Coast KZN

18 May 2019

Sewage leak at Durban harbour threatens unique ecosystem

Duncan Guy ( Independent on Saturday) Picture: Wayne Bezuidenhout watches the dirt after sewage leaked onto the Durban harbour last week Picture Bongani Mbatha / African News Agency (ANA)

Durban – Durban Bay may give life to the country’s economy as ships come and go through its mouth, but for far longer, the estuary has been the heartbeat of marine life in its waters and in the open sea.

“It plays a really important role in terms of being nurseries for a whole host of living things, from tiny things to brindle bass and sharks,” said Jone Porter, education director at uShaka Sea World.

“It provides food for several areas of marine life.”

Being filled with sewage at a rate of 720000 litres an hour, as happened recently, has a huge impact.
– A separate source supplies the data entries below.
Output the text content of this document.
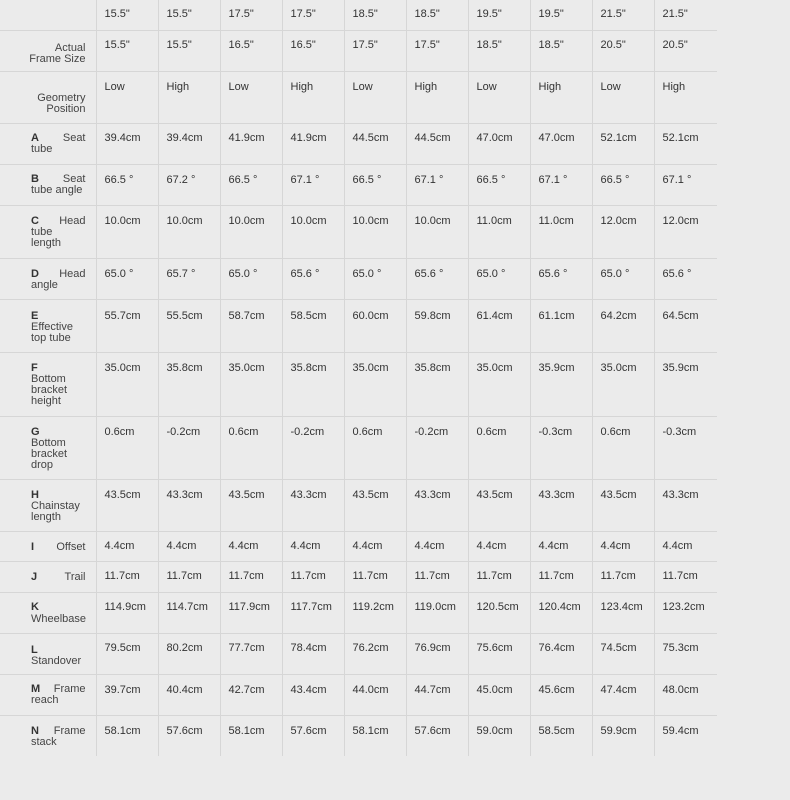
	15.5"	15.5"	17.5"	17.5"	18.5"	18.5"	19.5"	19.5"	21.5"	21.5"

Actual
Frame Size	15.5"	15.5"	16.5"	16.5"	17.5"	17.5"	18.5"	18.5"	20.5"	20.5"

Geometry
Position	Low	High	Low	High	Low	High	Low	High	Low	High

A Seat
tube	39.4cm	39.4cm	41.9cm	41.9cm	44.5cm	44.5cm	47.0cm	47.0cm	52.1cm	52.1cm

B Seat
tube angle	66.5 °	67.2 °	66.5 °	67.1 °	66.5 °	67.1 °	66.5 °	67.1 °	66.5 °	67.1 °

C Head
tube
length	10.0cm	10.0cm	10.0cm	10.0cm	10.0cm	10.0cm	11.0cm	11.0cm	12.0cm	12.0cm

D Head
angle	65.0 °	65.7 °	65.0 °	65.6 °	65.0 °	65.6 °	65.0 °	65.6 °	65.0 °	65.6 °

E
Effective
top tube	55.7cm	55.5cm	58.7cm	58.5cm	60.0cm	59.8cm	61.4cm	61.1cm	64.2cm	64.5cm

F
Bottom
bracket
height	35.0cm	35.8cm	35.0cm	35.8cm	35.0cm	35.8cm	35.0cm	35.9cm	35.0cm	35.9cm

G
Bottom
bracket
drop	0.6cm	-0.2cm	0.6cm	-0.2cm	0.6cm	-0.2cm	0.6cm	-0.3cm	0.6cm	-0.3cm

H
Chainstay
length	43.5cm	43.3cm	43.5cm	43.3cm	43.5cm	43.3cm	43.5cm	43.3cm	43.5cm	43.3cm

I Offset	4.4cm	4.4cm	4.4cm	4.4cm	4.4cm	4.4cm	4.4cm	4.4cm	4.4cm	4.4cm

J Trail	11.7cm	11.7cm	11.7cm	11.7cm	11.7cm	11.7cm	11.7cm	11.7cm	11.7cm	11.7cm

K
Wheelbase	114.9cm	114.7cm	117.9cm	117.7cm	119.2cm	119.0cm	120.5cm	120.4cm	123.4cm	123.2cm

L
Standover	79.5cm	80.2cm	77.7cm	78.4cm	76.2cm	76.9cm	75.6cm	76.4cm	74.5cm	75.3cm

M Frame
reach	39.7cm	40.4cm	42.7cm	43.4cm	44.0cm	44.7cm	45.0cm	45.6cm	47.4cm	48.0cm

N Frame
stack	58.1cm	57.6cm	58.1cm	57.6cm	58.1cm	57.6cm	59.0cm	58.5cm	59.9cm	59.4cm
“There’s a huge response from microscopic plants, which grow fast, using oxygen which they suck out of the water. Also, sunlight doesn’t get through the sewage.”
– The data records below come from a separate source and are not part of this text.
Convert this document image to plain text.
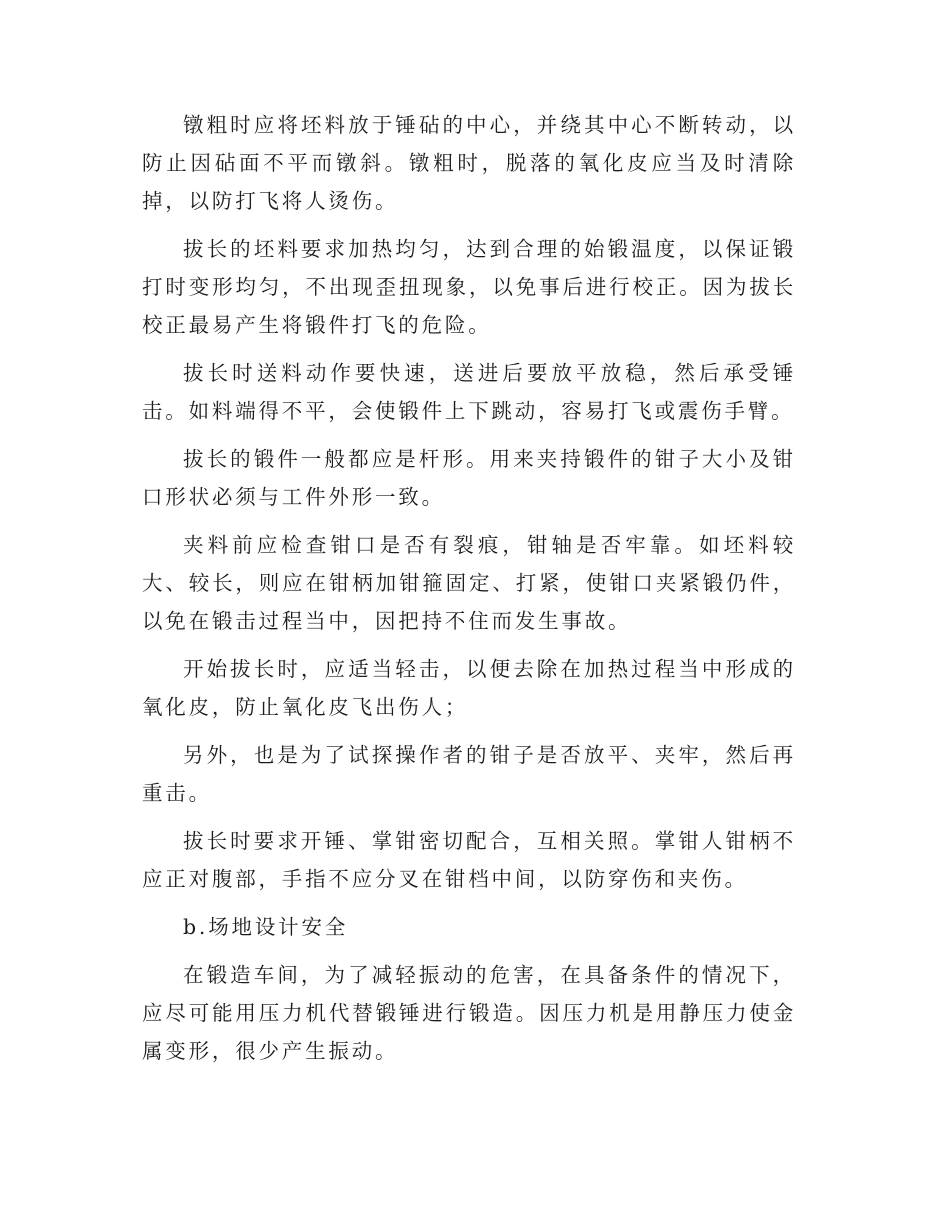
镦粗时应将坯料放于锤砧的中心，并绕其中心不断转动，以防止因砧面不平而镦斜。镦粗时，脱落的氧化皮应当及时清除掉，以防打飞将人烫伤。

拔长的坯料要求加热均匀，达到合理的始锻温度，以保证锻打时变形均匀，不出现歪扭现象，以免事后进行校正。因为拔长校正最易产生将锻件打飞的危险。

拔长时送料动作要快速，送进后要放平放稳，然后承受锤击。如料端得不平，会使锻件上下跳动，容易打飞或震伤手臂。

拔长的锻件一般都应是杆形。用来夹持锻件的钳子大小及钳口形状必须与工件外形一致。

夹料前应检查钳口是否有裂痕，钳轴是否牢靠。如坯料较大、较长，则应在钳柄加钳箍固定、打紧，使钳口夹紧锻仍件，以免在锻击过程当中，因把持不住而发生事故。

开始拔长时，应适当轻击，以便去除在加热过程当中形成的氧化皮，防止氧化皮飞出伤人；

另外，也是为了试探操作者的钳子是否放平、夹牢，然后再重击。

拔长时要求开锤、掌钳密切配合，互相关照。掌钳人钳柄不应正对腹部，手指不应分叉在钳档中间，以防穿伤和夹伤。

b.场地设计安全

在锻造车间，为了减轻振动的危害，在具备条件的情况下，应尽可能用压力机代替锻锤进行锻造。因压力机是用静压力使金属变形，很少产生振动。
Durban Bay is unique because it is at a temperate latitude but is sub-tropical in nature. This is because the fast-flowing Agulhas Current brings warm water from the Equator that flows fast because of the coastlines of Madagascar and Africa creating a channel. After Kosi Bay and St Lucia, Durban Bay is also the largest estuary on the KZN coast.

Although the face of the bay has changed – with the Customs House standing where the Mgeni River once entered the bay, the Congella Hotel sitting on what was once a sandy beach, and several stormwater drains playing the role of former natural streams – nature remains hard at work.  Porter stressed that the drains needed to be properly managed.
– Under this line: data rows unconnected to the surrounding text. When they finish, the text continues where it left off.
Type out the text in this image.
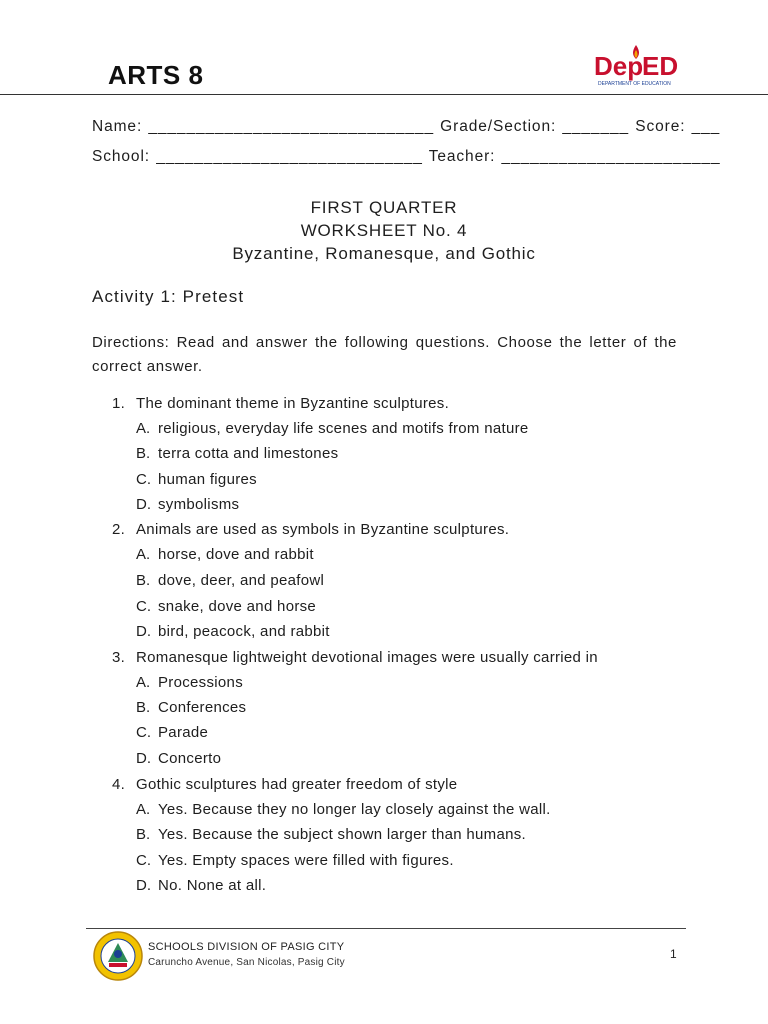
ARTS 8	Dep
ED
DEPARTMENT OF EDUCATION
Name: ______________________________ Grade/Section: _______ Score: ___
School: ____________________________ Teacher: _______________________
FIRST QUARTER
WORKSHEET No. 4
Byzantine, Romanesque, and Gothic
Activity 1: Pretest
Directions: Read and answer the following questions. Choose the letter of the correct answer.
1. The dominant theme in Byzantine sculptures.
A. religious, everyday life scenes and motifs from nature
B. terra cotta and limestones
C. human figures
D. symbolisms
2. Animals are used as symbols in Byzantine sculptures.
A. horse, dove and rabbit
B. dove, deer, and peafowl
C. snake, dove and horse
D. bird, peacock, and rabbit
3. Romanesque lightweight devotional images were usually carried in
A. Processions
B. Conferences
C. Parade
D. Concerto
4. Gothic sculptures had greater freedom of style
A. Yes. Because they no longer lay closely against the wall.
B. Yes. Because the subject shown larger than humans.
C. Yes. Empty spaces were filled with figures.
D. No. None at all.
SCHOOLS DIVISION OF PASIG CITY
Caruncho Avenue, San Nicolas, Pasig City
1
“Stormwater is very important, it’s part of the freshwater inflow that makes the Durban Bay work. That’s why it’s important to manage the stormwater drains properly,” she said.

“The Bayhead mangroves are remnants of the huge number of mangroves once in the bay, but are still vital and seen as one of the critical global habitats,” Porter added.

“Because of how a mangrove ecosystem works, they pump a whole variety of nutrients into the bay’s ecosystem. The mangrove forest is considered some of the most productive land in the world. But it can’t be used for agriculture.

“If you took scoops of mud from the mangroves, or the mudflats or inter-tidal sandbars, you’d see a layer on the top covered in animal life. People think it’s just yucky mud, but there’s an amazing structure within it that houses a whole range of different species and food webs in that layer.”

Porter said estuaries such as Durban Bay acted as important nurseries for many coastal species.

“A number of fish retreat at some stage of their life cycle to an estuary.”

It also attracts many wader birds.

“Then it acts as a filter, cleaning river water before it enters the sea.”

Porter said every corner of the bay was a unique habitat, shaped by currents, winds, water depths, temperature and the available sunlight. She also said the harbour filled a huge space in the lives of people who used it for recreation and fishing.

“I hope incidents like the sewage leak put pressure on everyone to come up with a plan to fix the problems that caused it.”